The lack of computation resources (single-core machine with 1GB memory) for such a computationally heavy platform proved to be a big challenge for us. We approached this challenge by optimizing configurations for the Airflow task scheduler and webserver. By managing its workers, parallel threads, scheduler heartbeat among other parameters, we improved the performance of the system. We also did some OS-level optimizations in the machine by utilizing disk space as swap memory to compensate for the low volatile-memory.
We came across this hackathon only a week ago and were eager to implement our idea in the best possible way. It left us with very little time to ideate, design and execute our idea.
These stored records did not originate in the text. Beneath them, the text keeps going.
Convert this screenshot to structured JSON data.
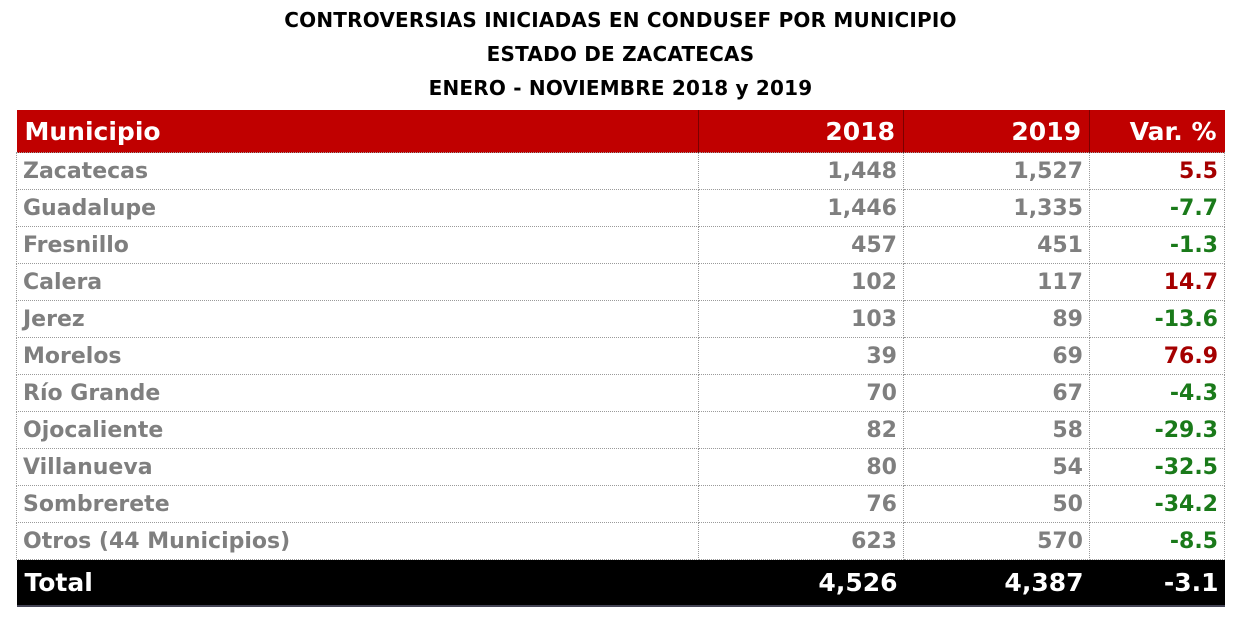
{
  "title": {
    "line1": "CONTROVERSIAS INICIADAS EN CONDUSEF POR MUNICIPIO",
    "line2": "ESTADO DE ZACATECAS",
    "line3": "ENERO - NOVIEMBRE 2018 y 2019"
  },
  "colors": {
    "header_bg": "#c00000",
    "positive": "#a50000",
    "negative": "#1a7a1a",
    "total_bg": "#000000"
  },
  "headers": [
    "Municipio",
    "2018",
    "2019",
    "Var. %"
  ],
  "rows": [
    [
      "Zacatecas",
      "1,448",
      "1,527",
      "5.5"
    ],
    [
      "Guadalupe",
      "1,446",
      "1,335",
      "-7.7"
    ],
    [
      "Fresnillo",
      "457",
      "451",
      "-1.3"
    ],
    [
      "Calera",
      "102",
      "117",
      "14.7"
    ],
    [
      "Jerez",
      "103",
      "89",
      "-13.6"
    ],
    [
      "Morelos",
      "39",
      "69",
      "76.9"
    ],
    [
      "Río Grande",
      "70",
      "67",
      "-4.3"
    ],
    [
      "Ojocaliente",
      "82",
      "58",
      "-29.3"
    ],
    [
      "Villanueva",
      "80",
      "54",
      "-32.5"
    ],
    [
      "Sombrerete",
      "76",
      "50",
      "-34.2"
    ],
    [
      "Otros (44 Municipios)",
      "623",
      "570",
      "-8.5"
    ]
  ],
  "total": [
    "Total",
    "4,526",
    "4,387",
    "-3.1"
  ]
}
Accomplishments that we're proud of

We are proud to have built:

A general-purpose platform that lets users easily create model pipelines within a few minutes to best suit their machine learning needs, that would take a good machine learning engineer a few days to build.
An easy to use platform that significantly reduces the barrier of entry for creating and using machine learning pipelines, especially for the users not having a strong background in machine learning.
An adaptive and extensible platform that already incorporates all the models available on Modzy and can easily consume any new models or their versions when need be.
A robust and resilient system that can consume any valid user specification, and generate a stable and optimized model pipeline.
A highly scalable containerized system that can be easily deployed and horizontally/vertically scaled.

What we learned

We learned:

How to use and leverage Modzy's platform and SDK to provide our users with a diverse range of best-in-class machine learning models.
The intricacies of the python interpreter, local context management, variable scoping to dynamically generate resilient code blocks in real-time.
Airflow in-depth - such as DAG management, task cross-communication and the intricacies of dynamically generating DAGs from a single file.
How to leverage traditional graph theory and algorithms for inter-dependency generation and resolution of the actionable tasks.
How to make the most out of a minimal computation unit by optimizing OS and web server configurations.
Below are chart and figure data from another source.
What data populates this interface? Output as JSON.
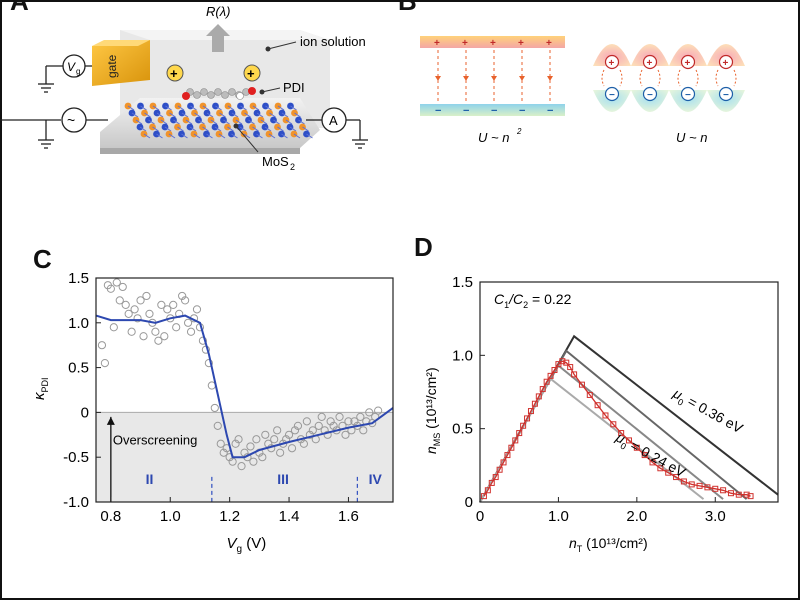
{
  "panel_labels": {
    "a": "A",
    "b": "B",
    "c": "C",
    "d": "D"
  },
  "schematic_a": {
    "response": "R(λ)",
    "ion_solution": "ion solution",
    "gate": "gate",
    "vg": "V",
    "vg_sub": "g",
    "pdi": "PDI",
    "mos2": "MoS",
    "mos2_sub": "2",
    "ammeter": "A",
    "ac": "~",
    "plus": "+"
  },
  "schematic_b": {
    "left_formula": "U ~ n",
    "left_formula_sup": "2",
    "right_formula": "U ~ n"
  },
  "chart_data": [
    {
      "panel": "C",
      "type": "scatter",
      "xlabel": "V",
      "xlabel_sub": "g",
      "xlabel_unit": "(V)",
      "ylabel": "κ",
      "ylabel_sub": "PDI",
      "xlim": [
        0.75,
        1.75
      ],
      "ylim": [
        -1.0,
        1.5
      ],
      "xticks": [
        "0.8",
        "1.0",
        "1.2",
        "1.4",
        "1.6"
      ],
      "xtick_values": [
        0.8,
        1.0,
        1.2,
        1.4,
        1.6
      ],
      "yticks": [
        "1.5",
        "1.0",
        "0.5",
        "0",
        "-0.5",
        "-1.0"
      ],
      "ytick_values": [
        1.5,
        1.0,
        0.5,
        0,
        -0.5,
        -1.0
      ],
      "annotation": "Overscreening",
      "regions": [
        "II",
        "III",
        "IV"
      ],
      "region_centers": [
        0.93,
        1.38,
        1.69
      ],
      "region_boundaries": [
        1.14,
        1.63
      ],
      "shaded_below": 0,
      "scatter": {
        "x": [
          0.77,
          0.78,
          0.79,
          0.8,
          0.81,
          0.82,
          0.83,
          0.84,
          0.85,
          0.86,
          0.87,
          0.88,
          0.89,
          0.9,
          0.91,
          0.92,
          0.93,
          0.94,
          0.95,
          0.96,
          0.97,
          0.98,
          0.99,
          1.0,
          1.01,
          1.02,
          1.03,
          1.04,
          1.05,
          1.06,
          1.07,
          1.08,
          1.09,
          1.1,
          1.11,
          1.12,
          1.13,
          1.14,
          1.15,
          1.16,
          1.17,
          1.18,
          1.19,
          1.2,
          1.21,
          1.22,
          1.23,
          1.24,
          1.25,
          1.26,
          1.27,
          1.28,
          1.29,
          1.3,
          1.31,
          1.32,
          1.33,
          1.34,
          1.35,
          1.36,
          1.37,
          1.38,
          1.39,
          1.4,
          1.41,
          1.42,
          1.43,
          1.44,
          1.45,
          1.46,
          1.47,
          1.48,
          1.49,
          1.5,
          1.51,
          1.52,
          1.53,
          1.54,
          1.55,
          1.56,
          1.57,
          1.58,
          1.59,
          1.6,
          1.61,
          1.62,
          1.63,
          1.64,
          1.65,
          1.66,
          1.67,
          1.68,
          1.69,
          1.7
        ],
        "y": [
          0.75,
          0.55,
          1.42,
          1.38,
          0.95,
          1.45,
          1.25,
          1.4,
          1.2,
          1.1,
          0.9,
          1.15,
          1.05,
          1.25,
          0.85,
          1.3,
          1.1,
          1.0,
          0.9,
          0.8,
          1.2,
          0.85,
          1.15,
          1.05,
          1.2,
          0.95,
          1.1,
          1.3,
          1.25,
          1.0,
          0.9,
          1.05,
          1.15,
          0.95,
          0.8,
          0.7,
          0.55,
          0.3,
          0.05,
          -0.15,
          -0.35,
          -0.45,
          -0.4,
          -0.5,
          -0.55,
          -0.35,
          -0.3,
          -0.6,
          -0.45,
          -0.5,
          -0.38,
          -0.55,
          -0.3,
          -0.45,
          -0.5,
          -0.25,
          -0.35,
          -0.4,
          -0.3,
          -0.2,
          -0.45,
          -0.35,
          -0.3,
          -0.25,
          -0.4,
          -0.2,
          -0.15,
          -0.3,
          -0.35,
          -0.1,
          -0.25,
          -0.2,
          -0.3,
          -0.15,
          -0.05,
          -0.2,
          -0.25,
          -0.1,
          -0.15,
          -0.2,
          -0.05,
          -0.15,
          -0.25,
          -0.1,
          -0.2,
          -0.1,
          -0.15,
          -0.05,
          -0.2,
          -0.1,
          0.0,
          -0.12,
          -0.05,
          0.02
        ]
      },
      "line": {
        "x": [
          0.75,
          0.8,
          0.9,
          0.95,
          1.0,
          1.05,
          1.1,
          1.13,
          1.16,
          1.19,
          1.21,
          1.25,
          1.3,
          1.4,
          1.5,
          1.6,
          1.68,
          1.75
        ],
        "y": [
          1.08,
          1.03,
          1.03,
          1.0,
          1.05,
          1.08,
          1.0,
          0.65,
          0.2,
          -0.25,
          -0.5,
          -0.5,
          -0.42,
          -0.33,
          -0.25,
          -0.17,
          -0.12,
          0.05
        ]
      }
    },
    {
      "panel": "D",
      "type": "line",
      "xlabel": "n",
      "xlabel_sub": "T",
      "xlabel_unit": "(10¹³/cm²)",
      "ylabel": "n",
      "ylabel_sub": "MS",
      "ylabel_unit": "(10¹³/cm²)",
      "xlim": [
        0,
        3.8
      ],
      "ylim": [
        0,
        1.5
      ],
      "xticks": [
        "0",
        "1.0",
        "2.0",
        "3.0"
      ],
      "xtick_values": [
        0,
        1.0,
        2.0,
        3.0
      ],
      "yticks": [
        "1.5",
        "1.0",
        "0.5",
        "0"
      ],
      "ytick_values": [
        1.5,
        1.0,
        0.5,
        0
      ],
      "ratio_label": "C",
      "ratio_label_sub1": "1",
      "ratio_label_mid": "/C",
      "ratio_label_sub2": "2",
      "ratio_value": " = 0.22",
      "annotations": [
        {
          "mu": "μ",
          "sub": "0",
          "text": " = 0.36 eV"
        },
        {
          "mu": "μ",
          "sub": "0",
          "text": " = 0.24 eV"
        }
      ],
      "series": [
        {
          "x": [
            0,
            1.2,
            3.8
          ],
          "y": [
            0,
            1.13,
            0.05
          ],
          "color": "#333333"
        },
        {
          "x": [
            0,
            1.1,
            3.4
          ],
          "y": [
            0,
            1.03,
            0.02
          ],
          "color": "#666666"
        },
        {
          "x": [
            0,
            1.0,
            3.1
          ],
          "y": [
            0,
            0.93,
            0.02
          ],
          "color": "#888888"
        },
        {
          "x": [
            0,
            0.9,
            2.85
          ],
          "y": [
            0,
            0.84,
            0.02
          ],
          "color": "#aaaaaa"
        }
      ],
      "experimental": {
        "x": [
          0.05,
          0.1,
          0.15,
          0.2,
          0.25,
          0.3,
          0.35,
          0.4,
          0.45,
          0.5,
          0.55,
          0.6,
          0.65,
          0.7,
          0.75,
          0.8,
          0.85,
          0.9,
          0.95,
          1.0,
          1.05,
          1.1,
          1.15,
          1.2,
          1.3,
          1.4,
          1.5,
          1.6,
          1.7,
          1.8,
          1.9,
          2.0,
          2.1,
          2.2,
          2.3,
          2.4,
          2.5,
          2.6,
          2.7,
          2.8,
          2.9,
          3.0,
          3.1,
          3.2,
          3.3,
          3.4,
          3.45
        ],
        "y": [
          0.04,
          0.08,
          0.13,
          0.17,
          0.22,
          0.27,
          0.32,
          0.37,
          0.42,
          0.47,
          0.52,
          0.57,
          0.62,
          0.67,
          0.72,
          0.77,
          0.82,
          0.86,
          0.9,
          0.94,
          0.96,
          0.95,
          0.92,
          0.87,
          0.8,
          0.73,
          0.66,
          0.59,
          0.53,
          0.47,
          0.42,
          0.37,
          0.32,
          0.27,
          0.23,
          0.2,
          0.17,
          0.14,
          0.12,
          0.11,
          0.1,
          0.09,
          0.08,
          0.06,
          0.05,
          0.05,
          0.04
        ],
        "color": "#d0312d"
      }
    }
  ]
}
What's next for SimpliSmart

We plan to:

Extend the platform to support custom model training pipelines. This would allow our users to just as easily create their models using their data and leverage them in our inference pipeline generation system.
Add extensions for data lakes and make the code of the nodes editable. Introducing this feature will also require a more active validation of the pipelines created by the user.
Make the UI more intuitive and simpler. Rather than expecting the end-user to learn the platform, we plan to learn from the user's textual description of the pipeline they wish to create. It would require extracting the action items and generating a plan which can be consumed by the system to further generate model pipelines.